About avocation of photo-albums collecting
Taking advantage of my friendship with Tomasz, while being under his strong influence about photography, I decided to share with you my short history about building my own – definitely more modest than Tomasz’ one – collection of albums and books about photography. This post is a sequel to an earlier post by Tomasz – The Stendhal’s Syndrome.
I thought nothing can beat the first impression when you enter – for the first time – the premises of Tomasz – an old-fashioned, classical, a resort-style villa surrounded by immense old-growth trees and vast garden. Simply – breathtaking. Morover – it seems to be a promise for something extraordinary. Something of a magic which you expect to find once crossing the doorsteps of that house.
But only when for the second time I had a chance to visit Tomasz in his place I encountered that most important, truly unusual thing – a giant library fitting the whole two walls of an immense cabinet. Full to the brim of the photo books and albums. Lucky me – I spent hours in there, reading, going through the pages, and listening to the stories told by Tomasz: about the authors, about how those great photographs were taken.
And – honestly speaking – it did not take me long to start collecting my own set of the books – interesting ones, sometimes quite fresh, sometimes published long ago. Sure – I had had already something in my “pile” before. Some classics like Koudelka, McCurry, Parr, Salgado, some Magnum general stuff, things like that. But I thought I was missing something, something “different”, something “interesting”.
First tip came from Tomasz: “There is that unusual thing – Cristina García Rodero and her España Oculta”. I tell you this – this thing is really unique.
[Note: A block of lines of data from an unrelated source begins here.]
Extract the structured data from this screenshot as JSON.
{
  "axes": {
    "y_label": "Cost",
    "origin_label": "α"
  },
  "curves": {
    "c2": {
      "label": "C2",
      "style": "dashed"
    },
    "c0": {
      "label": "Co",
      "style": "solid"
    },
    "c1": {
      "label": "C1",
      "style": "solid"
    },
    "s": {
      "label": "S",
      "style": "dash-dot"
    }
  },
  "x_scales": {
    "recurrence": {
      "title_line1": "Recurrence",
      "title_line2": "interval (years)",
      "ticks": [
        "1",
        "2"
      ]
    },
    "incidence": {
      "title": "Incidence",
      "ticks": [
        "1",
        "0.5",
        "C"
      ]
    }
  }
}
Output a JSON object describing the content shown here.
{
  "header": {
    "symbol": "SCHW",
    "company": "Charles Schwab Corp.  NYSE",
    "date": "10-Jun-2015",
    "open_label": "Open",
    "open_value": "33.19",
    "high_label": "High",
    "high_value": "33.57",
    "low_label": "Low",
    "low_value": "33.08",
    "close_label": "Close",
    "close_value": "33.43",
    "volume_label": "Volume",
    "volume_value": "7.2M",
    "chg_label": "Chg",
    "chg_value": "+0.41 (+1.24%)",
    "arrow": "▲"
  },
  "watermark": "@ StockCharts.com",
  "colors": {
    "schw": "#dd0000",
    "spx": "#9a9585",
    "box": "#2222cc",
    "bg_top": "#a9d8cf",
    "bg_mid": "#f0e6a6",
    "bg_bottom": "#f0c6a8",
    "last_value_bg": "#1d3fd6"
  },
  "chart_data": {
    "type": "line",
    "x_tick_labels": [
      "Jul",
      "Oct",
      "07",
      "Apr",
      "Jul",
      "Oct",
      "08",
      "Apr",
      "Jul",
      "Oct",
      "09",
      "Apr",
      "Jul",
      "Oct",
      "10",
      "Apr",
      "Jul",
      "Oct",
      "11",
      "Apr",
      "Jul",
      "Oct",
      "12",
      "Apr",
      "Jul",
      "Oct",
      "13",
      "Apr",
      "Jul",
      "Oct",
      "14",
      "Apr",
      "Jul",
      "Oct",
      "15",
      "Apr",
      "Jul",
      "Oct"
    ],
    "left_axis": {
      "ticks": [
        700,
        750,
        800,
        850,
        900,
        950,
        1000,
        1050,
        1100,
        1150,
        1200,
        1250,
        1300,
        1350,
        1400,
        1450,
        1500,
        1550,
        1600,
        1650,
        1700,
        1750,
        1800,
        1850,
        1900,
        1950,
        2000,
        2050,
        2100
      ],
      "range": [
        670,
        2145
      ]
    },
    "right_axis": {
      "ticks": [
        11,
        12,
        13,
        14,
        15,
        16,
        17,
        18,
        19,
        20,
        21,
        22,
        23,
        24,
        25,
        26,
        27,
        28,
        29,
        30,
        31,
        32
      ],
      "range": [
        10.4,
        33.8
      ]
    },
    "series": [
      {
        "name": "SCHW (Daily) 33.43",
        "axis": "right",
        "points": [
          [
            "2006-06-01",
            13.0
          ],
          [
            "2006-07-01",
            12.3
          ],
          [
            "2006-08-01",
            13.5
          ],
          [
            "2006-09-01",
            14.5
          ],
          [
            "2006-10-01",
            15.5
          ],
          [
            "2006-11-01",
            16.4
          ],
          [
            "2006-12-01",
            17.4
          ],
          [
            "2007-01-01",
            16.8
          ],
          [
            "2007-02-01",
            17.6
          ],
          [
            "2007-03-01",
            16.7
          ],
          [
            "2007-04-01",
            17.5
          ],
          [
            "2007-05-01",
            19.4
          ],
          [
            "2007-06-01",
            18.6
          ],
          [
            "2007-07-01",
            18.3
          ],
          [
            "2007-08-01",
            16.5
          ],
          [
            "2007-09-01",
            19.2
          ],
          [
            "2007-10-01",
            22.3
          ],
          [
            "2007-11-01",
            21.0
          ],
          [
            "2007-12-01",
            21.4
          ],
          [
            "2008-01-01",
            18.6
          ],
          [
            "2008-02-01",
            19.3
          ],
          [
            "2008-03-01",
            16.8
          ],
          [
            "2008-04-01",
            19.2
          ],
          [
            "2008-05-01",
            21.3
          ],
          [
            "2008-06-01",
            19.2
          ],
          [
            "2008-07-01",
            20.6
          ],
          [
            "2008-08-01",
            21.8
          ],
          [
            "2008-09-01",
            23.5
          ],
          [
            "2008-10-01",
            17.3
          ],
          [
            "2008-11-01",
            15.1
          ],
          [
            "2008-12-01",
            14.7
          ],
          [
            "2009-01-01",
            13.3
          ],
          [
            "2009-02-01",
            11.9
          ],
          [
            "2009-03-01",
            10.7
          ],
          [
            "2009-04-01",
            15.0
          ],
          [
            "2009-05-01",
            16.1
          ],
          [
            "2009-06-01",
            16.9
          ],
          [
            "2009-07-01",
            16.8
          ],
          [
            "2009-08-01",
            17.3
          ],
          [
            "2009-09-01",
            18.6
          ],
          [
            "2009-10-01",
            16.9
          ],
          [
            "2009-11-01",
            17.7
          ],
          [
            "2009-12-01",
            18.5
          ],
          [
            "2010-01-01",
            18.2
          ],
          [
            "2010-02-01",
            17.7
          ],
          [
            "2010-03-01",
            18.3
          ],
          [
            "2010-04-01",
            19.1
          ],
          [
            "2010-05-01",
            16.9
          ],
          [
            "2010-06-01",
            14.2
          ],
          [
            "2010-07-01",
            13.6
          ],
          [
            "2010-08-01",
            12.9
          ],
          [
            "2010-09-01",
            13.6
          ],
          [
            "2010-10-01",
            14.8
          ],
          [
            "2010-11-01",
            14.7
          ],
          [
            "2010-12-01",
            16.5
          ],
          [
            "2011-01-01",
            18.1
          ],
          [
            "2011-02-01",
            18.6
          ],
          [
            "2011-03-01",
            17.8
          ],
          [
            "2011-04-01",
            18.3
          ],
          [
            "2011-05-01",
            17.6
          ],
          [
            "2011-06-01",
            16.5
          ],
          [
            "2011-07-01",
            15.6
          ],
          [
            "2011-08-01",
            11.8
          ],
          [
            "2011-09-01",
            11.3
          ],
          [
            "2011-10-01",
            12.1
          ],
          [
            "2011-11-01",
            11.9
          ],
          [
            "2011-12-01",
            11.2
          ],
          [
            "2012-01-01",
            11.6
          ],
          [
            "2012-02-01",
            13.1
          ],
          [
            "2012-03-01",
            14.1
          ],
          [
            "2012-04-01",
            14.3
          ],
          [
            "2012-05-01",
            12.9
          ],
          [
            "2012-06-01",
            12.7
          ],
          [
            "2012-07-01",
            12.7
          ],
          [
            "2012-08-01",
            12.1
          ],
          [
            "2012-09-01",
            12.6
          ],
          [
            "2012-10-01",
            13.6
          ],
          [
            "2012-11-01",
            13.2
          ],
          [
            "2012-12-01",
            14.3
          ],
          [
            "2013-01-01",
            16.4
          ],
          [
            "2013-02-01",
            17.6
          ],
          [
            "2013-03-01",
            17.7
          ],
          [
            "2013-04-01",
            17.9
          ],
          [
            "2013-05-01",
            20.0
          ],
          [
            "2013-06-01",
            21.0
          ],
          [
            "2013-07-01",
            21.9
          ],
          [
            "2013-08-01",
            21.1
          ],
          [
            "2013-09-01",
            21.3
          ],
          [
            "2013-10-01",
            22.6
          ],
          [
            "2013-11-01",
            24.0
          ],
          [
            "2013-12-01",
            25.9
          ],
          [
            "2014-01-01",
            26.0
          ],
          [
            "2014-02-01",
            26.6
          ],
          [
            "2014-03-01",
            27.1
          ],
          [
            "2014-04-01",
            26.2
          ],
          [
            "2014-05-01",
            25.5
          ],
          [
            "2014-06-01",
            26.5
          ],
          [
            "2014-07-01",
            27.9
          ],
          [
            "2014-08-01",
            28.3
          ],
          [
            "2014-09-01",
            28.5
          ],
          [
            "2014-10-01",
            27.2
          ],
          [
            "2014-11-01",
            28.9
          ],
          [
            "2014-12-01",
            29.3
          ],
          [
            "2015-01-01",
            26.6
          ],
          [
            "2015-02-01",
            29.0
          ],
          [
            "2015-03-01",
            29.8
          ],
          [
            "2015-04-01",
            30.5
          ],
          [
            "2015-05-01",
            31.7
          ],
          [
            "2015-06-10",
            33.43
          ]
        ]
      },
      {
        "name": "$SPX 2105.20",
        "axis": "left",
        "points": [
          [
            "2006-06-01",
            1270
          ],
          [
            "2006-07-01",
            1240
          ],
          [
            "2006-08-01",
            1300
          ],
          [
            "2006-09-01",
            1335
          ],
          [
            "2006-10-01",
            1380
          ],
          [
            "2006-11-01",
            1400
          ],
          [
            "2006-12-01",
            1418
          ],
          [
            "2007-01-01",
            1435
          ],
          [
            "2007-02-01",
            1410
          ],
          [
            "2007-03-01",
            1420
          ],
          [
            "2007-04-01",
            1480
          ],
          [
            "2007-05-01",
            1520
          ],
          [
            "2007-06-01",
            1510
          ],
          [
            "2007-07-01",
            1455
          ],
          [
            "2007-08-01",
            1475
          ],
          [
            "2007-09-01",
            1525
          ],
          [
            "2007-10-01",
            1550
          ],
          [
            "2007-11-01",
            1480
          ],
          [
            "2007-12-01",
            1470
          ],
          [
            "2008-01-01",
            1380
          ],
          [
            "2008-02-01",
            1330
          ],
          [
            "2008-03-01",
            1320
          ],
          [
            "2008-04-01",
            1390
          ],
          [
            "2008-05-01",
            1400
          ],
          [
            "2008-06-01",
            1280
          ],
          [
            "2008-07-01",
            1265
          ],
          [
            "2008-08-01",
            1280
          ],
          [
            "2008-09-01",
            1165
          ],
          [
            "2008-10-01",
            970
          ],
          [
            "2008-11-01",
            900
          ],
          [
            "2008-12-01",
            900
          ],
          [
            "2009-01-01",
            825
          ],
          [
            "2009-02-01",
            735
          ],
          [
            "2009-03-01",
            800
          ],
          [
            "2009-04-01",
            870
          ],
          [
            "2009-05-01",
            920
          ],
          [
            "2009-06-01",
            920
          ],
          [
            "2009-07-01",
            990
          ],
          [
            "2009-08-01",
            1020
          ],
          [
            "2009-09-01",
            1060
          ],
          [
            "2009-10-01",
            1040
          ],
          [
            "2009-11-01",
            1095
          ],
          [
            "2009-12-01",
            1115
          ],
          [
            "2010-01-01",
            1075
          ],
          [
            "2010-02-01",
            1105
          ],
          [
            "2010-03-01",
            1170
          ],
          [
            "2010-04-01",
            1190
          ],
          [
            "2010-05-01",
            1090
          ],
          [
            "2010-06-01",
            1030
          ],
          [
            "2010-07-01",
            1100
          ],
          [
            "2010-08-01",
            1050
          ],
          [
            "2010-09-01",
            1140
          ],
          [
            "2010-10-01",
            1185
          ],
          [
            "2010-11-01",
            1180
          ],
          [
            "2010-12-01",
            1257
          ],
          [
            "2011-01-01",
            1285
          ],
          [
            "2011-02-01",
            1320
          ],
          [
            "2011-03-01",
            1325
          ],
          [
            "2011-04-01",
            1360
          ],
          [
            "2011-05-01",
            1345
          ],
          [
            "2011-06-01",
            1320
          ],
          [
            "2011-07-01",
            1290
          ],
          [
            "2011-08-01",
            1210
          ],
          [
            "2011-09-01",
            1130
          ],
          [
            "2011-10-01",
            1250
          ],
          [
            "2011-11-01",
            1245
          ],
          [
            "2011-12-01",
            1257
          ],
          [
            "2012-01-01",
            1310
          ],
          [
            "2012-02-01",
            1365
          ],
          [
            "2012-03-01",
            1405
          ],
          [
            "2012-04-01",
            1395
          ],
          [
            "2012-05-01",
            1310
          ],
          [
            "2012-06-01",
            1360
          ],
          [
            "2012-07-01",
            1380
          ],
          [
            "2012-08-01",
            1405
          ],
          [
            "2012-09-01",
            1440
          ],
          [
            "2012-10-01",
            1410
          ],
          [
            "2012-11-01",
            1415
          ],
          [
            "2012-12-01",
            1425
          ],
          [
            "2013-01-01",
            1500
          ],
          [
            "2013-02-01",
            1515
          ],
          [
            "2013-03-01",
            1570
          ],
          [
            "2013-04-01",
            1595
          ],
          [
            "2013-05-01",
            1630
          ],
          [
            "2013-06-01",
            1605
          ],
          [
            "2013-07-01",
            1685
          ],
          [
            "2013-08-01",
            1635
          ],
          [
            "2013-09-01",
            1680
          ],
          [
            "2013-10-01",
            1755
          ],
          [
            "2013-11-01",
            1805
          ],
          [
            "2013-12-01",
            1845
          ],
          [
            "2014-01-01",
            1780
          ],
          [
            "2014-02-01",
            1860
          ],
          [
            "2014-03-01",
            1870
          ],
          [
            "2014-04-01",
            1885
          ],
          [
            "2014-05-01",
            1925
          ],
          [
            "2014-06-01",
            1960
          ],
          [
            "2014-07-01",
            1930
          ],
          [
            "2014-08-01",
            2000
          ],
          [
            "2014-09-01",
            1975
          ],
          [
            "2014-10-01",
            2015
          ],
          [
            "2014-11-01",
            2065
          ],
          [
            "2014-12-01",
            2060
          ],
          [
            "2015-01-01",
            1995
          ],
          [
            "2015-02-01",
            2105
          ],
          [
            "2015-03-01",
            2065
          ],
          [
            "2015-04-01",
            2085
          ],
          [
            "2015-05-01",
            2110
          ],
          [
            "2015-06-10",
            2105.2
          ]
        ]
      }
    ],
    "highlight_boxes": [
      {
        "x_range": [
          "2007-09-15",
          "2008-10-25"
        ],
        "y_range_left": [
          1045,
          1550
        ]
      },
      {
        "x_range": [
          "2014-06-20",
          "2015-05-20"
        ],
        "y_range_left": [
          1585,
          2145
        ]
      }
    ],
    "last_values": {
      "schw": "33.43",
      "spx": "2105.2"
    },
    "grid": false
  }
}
It tells the story about the Spaniards some few decades ago, and their religious lives. Literally – every single photograph is a piece of real art. It was then when I realized – this is the right direction, this is that very avocation that I need.
And then came the others: Roger Ballen, Antoine d’Agata (God, that latest book of him is really something!), PJ Harvey, Lorenzo Castore, and the others. After that came yet another step – a quest for really special books, a sort-of off-side to photography: I found “The Last Testament” by a Norwegian journalist Jonas Bendiksen. It is a story about seven men, each of them living in a different part of the world. Each of them claiming to be a new embodiment of Jesus Christ. A really fat book resembles the Testament in its design. A really unique thing. Another peculiarity which I found was a book by a Japanese photograph Watabe Yukichi who passed away years ago, “A Criminal Investigation”. Together with an author we are following a police detectives team who try to solve a complicated case of murder. A very dark story, but a story which drives us into the investigation in depth. We simply feel as if we were the detectives ourselves, solving the case that happened decades ago. Plus – that unusual graphical design of the book (same goes for the book by Bendiksen) making it stand out from the whole bunch if the “ordinary” photo books.
And finally a few words about quite a different category in my collection. I started this category with a special book by Tomasz “Everything Can Be Anything”. This is a unique, collector’s edition of Tomasz photographs taken in the last two years. Unavailable in any book store, signed by an author, limited edition, a unique thing. A real gem. Nice to have such a thing in your collection. Well – forgive me this clear sign of snobbism.
What next? How the collection will look like in a year or so? Hard to tell anything here but just one thing – it’s going to get “fatter”. And for sure one thing must enrich the set – a long time ago published pearl “Half Life” by Michael Ackerman.
I truly recommend this “upright game” of collecting the photo-books.